Joana Esteves faz parte do grupo de 4.617 farmacêuticos comunitários que, até março, estavam envolvidos no projeto de capacitação. Entre novembro e fevereiro, lançaram-se as bases da oferta formativa em 11 situações clínicas ligeiras já identificadas, com a realização de 102 sessões presenciais em todo o país, incluindo as ilhas. Seguiu-se uma sessão remota, a disponibilização de sessões assíncronas, e continuam a decorrer os cursos em e-learning. «Estamos também a trabalhar numa iniciativa inédita, que pretende recolher dados para caracterização das situações clínicas ligeiras geridas nas farmácias, de modo a gerar evidência sobre o impacto da nossa intervenção profissional», adianta Diana Amaral.

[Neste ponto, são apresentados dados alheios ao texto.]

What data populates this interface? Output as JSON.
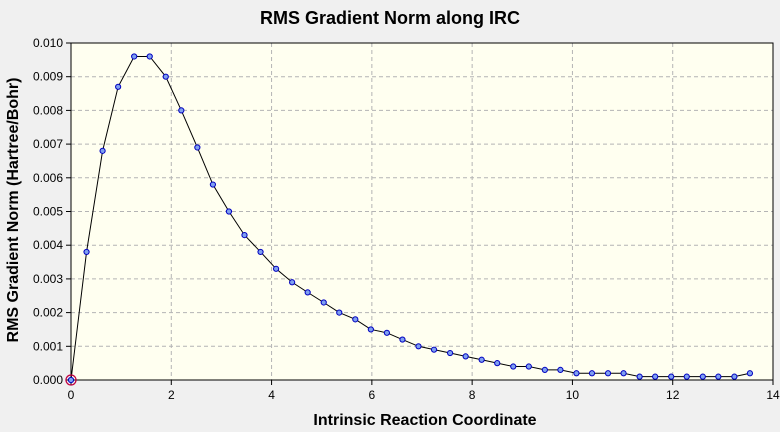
{
  "chart_data": {
    "type": "line",
    "title": "RMS Gradient Norm along IRC",
    "xlabel": "Intrinsic Reaction Coordinate",
    "ylabel": "RMS Gradient Norm (Hartree/Bohr)",
    "xlim": [
      0,
      14
    ],
    "ylim": [
      0,
      0.01
    ],
    "xticks": [
      "0",
      "2",
      "4",
      "6",
      "8",
      "10",
      "12",
      "14"
    ],
    "yticks": [
      "0.000",
      "0.001",
      "0.002",
      "0.003",
      "0.004",
      "0.005",
      "0.006",
      "0.007",
      "0.008",
      "0.009",
      "0.010"
    ],
    "grid": true,
    "legend": "none",
    "colors": {
      "plot_bg": "#fffff0",
      "line": "#000000",
      "marker_fill": "#7fa0f0",
      "marker_stroke": "#0000c0",
      "highlight": "#c00040",
      "grid": "#b4b4b4"
    },
    "series": [
      {
        "x": [
          0.0,
          0.31,
          0.63,
          0.94,
          1.26,
          1.57,
          1.89,
          2.2,
          2.52,
          2.83,
          3.15,
          3.46,
          3.78,
          4.09,
          4.41,
          4.72,
          5.04,
          5.35,
          5.67,
          5.98,
          6.3,
          6.61,
          6.93,
          7.24,
          7.56,
          7.87,
          8.19,
          8.5,
          8.82,
          9.13,
          9.45,
          9.76,
          10.08,
          10.39,
          10.71,
          11.02,
          11.34,
          11.65,
          11.97,
          12.28,
          12.6,
          12.91,
          13.23,
          13.54
        ],
        "y": [
          0.0,
          0.0038,
          0.0068,
          0.0087,
          0.0096,
          0.0096,
          0.009,
          0.008,
          0.0069,
          0.0058,
          0.005,
          0.0043,
          0.0038,
          0.0033,
          0.0029,
          0.0026,
          0.0023,
          0.002,
          0.0018,
          0.0015,
          0.0014,
          0.0012,
          0.001,
          0.0009,
          0.0008,
          0.0007,
          0.0006,
          0.0005,
          0.0004,
          0.0004,
          0.0003,
          0.0003,
          0.0002,
          0.0002,
          0.0002,
          0.0002,
          0.0001,
          0.0001,
          0.0001,
          0.0001,
          0.0001,
          0.0001,
          0.0001,
          0.0002
        ]
      }
    ]
  }
}
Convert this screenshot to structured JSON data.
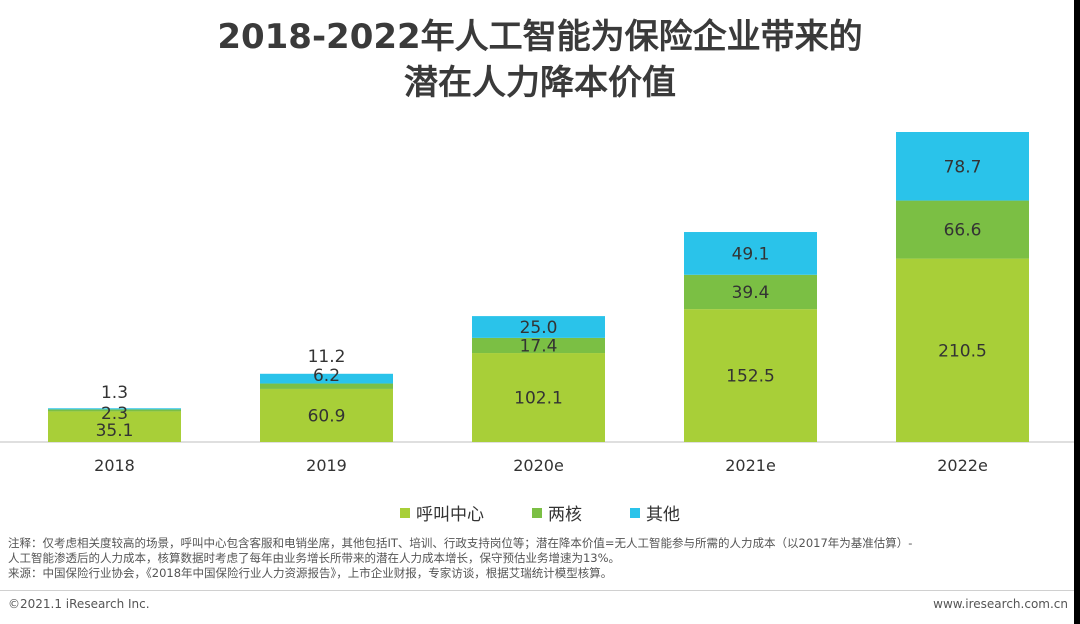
{
  "title_line1": "2018-2022年人工智能为保险企业带来的",
  "title_line2": "潜在人力降本价值",
  "chart_data": {
    "type": "bar",
    "stacked": true,
    "categories": [
      "2018",
      "2019",
      "2020e",
      "2021e",
      "2022e"
    ],
    "series": [
      {
        "name": "呼叫中心",
        "color": "#a8cf38",
        "values": [
          35.1,
          60.9,
          102.1,
          152.5,
          210.5
        ]
      },
      {
        "name": "两核",
        "color": "#7bbf44",
        "values": [
          2.3,
          6.2,
          17.4,
          39.4,
          66.6
        ]
      },
      {
        "name": "其他",
        "color": "#2ac3ea",
        "values": [
          1.3,
          11.2,
          25.0,
          49.1,
          78.7
        ]
      }
    ],
    "labels": [
      [
        "35.1",
        "60.9",
        "102.1",
        "152.5",
        "210.5"
      ],
      [
        "2.3",
        "6.2",
        "17.4",
        "39.4",
        "66.6"
      ],
      [
        "1.3",
        "11.2",
        "25.0",
        "49.1",
        "78.7"
      ]
    ],
    "ylim": [
      0,
      360
    ],
    "legend_position": "bottom"
  },
  "legend": {
    "items": [
      "呼叫中心",
      "两核",
      "其他"
    ]
  },
  "notes": {
    "line1": "注释：仅考虑相关度较高的场景，呼叫中心包含客服和电销坐席，其他包括IT、培训、行政支持岗位等；潜在降本价值=无人工智能参与所需的人力成本（以2017年为基准估算）-",
    "line2": "人工智能渗透后的人力成本，核算数据时考虑了每年由业务增长所带来的潜在人力成本增长，保守预估业务增速为13%。",
    "line3": "来源：中国保险行业协会，《2018年中国保险行业人力资源报告》，上市企业财报，专家访谈，根据艾瑞统计模型核算。"
  },
  "footer": {
    "copyright": "©2021.1 iResearch Inc.",
    "website": "www.iresearch.com.cn"
  }
}
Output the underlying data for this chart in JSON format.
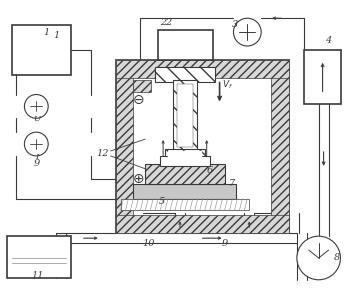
{
  "bg_color": "#ffffff",
  "lc": "#4a4a4a",
  "figsize": [
    3.5,
    2.99
  ],
  "dpi": 100
}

A diretora da ANF faz notar que o excessivo recurso às urgências em Portugal é uma realidade conhecida, tal como o são – sublinha – a enorme pressão que existe sobre os serviços, a má utilização dos recursos públicos e o aumento da despesa. «As farmácias estão a preparar-se para corresponder aos desafios que lhes sejam co​locados nesta área, como, aliás, é seu apanágio. A partir daqui, será fundamental que se desenvolvam, acordem e contratualizem protocolos de intervenção que permitam à rede desenvolver atividades que respondam de forma mais efetiva às necessidades das populações».